送信者を詐称したメールやSMSに貼り付けたURL/リンク付文字列等をクリックさせて、クレジットカード番号やアカウントID、パスワードなどを窃取する。「フィッシング」による被害が増え続け社会問題化している近年、各団体や企業は被害軽減のための取り組みを進めている。

総務省「国民のためのサイバーセキュリティサイト」でも上記手口や対策等が説明されている。そのような中、フィッシングに関する共同調査・研究を開始。当該活動中、従来のドメイン悪用に関する調査や情報発信は十分とは言い難いとの課題感を持ち、現在のフィッシングの状況を俯瞰的にまとめた。

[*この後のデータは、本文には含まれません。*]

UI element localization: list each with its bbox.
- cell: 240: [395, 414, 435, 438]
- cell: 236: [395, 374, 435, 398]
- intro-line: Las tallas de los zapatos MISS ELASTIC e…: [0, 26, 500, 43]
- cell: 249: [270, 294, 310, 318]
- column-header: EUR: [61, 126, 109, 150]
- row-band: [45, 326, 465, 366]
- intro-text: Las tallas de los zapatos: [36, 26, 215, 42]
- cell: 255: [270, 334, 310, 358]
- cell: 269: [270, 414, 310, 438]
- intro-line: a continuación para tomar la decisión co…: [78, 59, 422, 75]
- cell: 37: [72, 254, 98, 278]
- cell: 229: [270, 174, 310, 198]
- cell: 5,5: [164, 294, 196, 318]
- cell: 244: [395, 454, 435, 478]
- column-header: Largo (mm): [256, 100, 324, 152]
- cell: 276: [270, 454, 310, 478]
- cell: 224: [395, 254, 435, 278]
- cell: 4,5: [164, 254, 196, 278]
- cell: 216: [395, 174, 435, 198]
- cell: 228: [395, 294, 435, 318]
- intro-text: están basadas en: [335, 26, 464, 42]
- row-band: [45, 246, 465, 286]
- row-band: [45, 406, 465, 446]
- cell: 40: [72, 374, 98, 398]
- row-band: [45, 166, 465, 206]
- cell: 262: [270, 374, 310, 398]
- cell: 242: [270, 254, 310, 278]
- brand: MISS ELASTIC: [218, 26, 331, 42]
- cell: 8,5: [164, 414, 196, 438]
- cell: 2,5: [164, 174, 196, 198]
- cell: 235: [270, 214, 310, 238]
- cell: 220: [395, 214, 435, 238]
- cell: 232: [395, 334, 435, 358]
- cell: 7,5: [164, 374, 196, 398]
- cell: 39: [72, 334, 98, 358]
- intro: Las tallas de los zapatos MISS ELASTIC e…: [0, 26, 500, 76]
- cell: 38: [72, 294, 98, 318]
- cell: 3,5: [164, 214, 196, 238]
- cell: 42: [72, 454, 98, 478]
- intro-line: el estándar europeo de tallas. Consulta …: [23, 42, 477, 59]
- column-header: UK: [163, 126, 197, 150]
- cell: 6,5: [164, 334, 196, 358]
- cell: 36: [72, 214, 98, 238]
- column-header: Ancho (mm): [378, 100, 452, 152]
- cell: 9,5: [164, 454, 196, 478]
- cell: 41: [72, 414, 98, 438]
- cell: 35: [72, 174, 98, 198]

フィッシング被害を減らすには最新かつ主流の手法への対策が必要であり、この知見は各種対策を行っている団体・企業にも活用してもらえるものだという。

マクニカは12日、FDNSとの共同研究による調査レポート『フィッシングサイトに悪用されるドメイン名の過去と現在』を公開した。同レポートは、調査手法・調査データ、フィッシングサイトURLの全体傾向、フィッシングサイトURLにおけるドメイン悪用の傾向といった内容で構成されている。

従来のフィッシング攻撃では、フィッシングURLに有名ブランドの偽称文字列を組合わせるなどの細工がされていた。しかし今回、JPCERT/CC提供のphishurl-list(GitHub)について、2019年1月~23年12月(5年間)分を分析した結果、ブランド名を含まないフィッシングURLやサブドメインを悪用する手法へと変化していることが判明した。よって旧来のフィッシングURL判定技術では、フィッシングサイトの検出が困難になりつつあると考えられる。

フィッシング詐欺撲滅に向けて、今後も時代に即した分析と啓蒙活動に引き続き取り組んでいくという。マクニカが執筆した上記表題レポートは、同社セキュリティレポートWebサイトからダウンロードできる。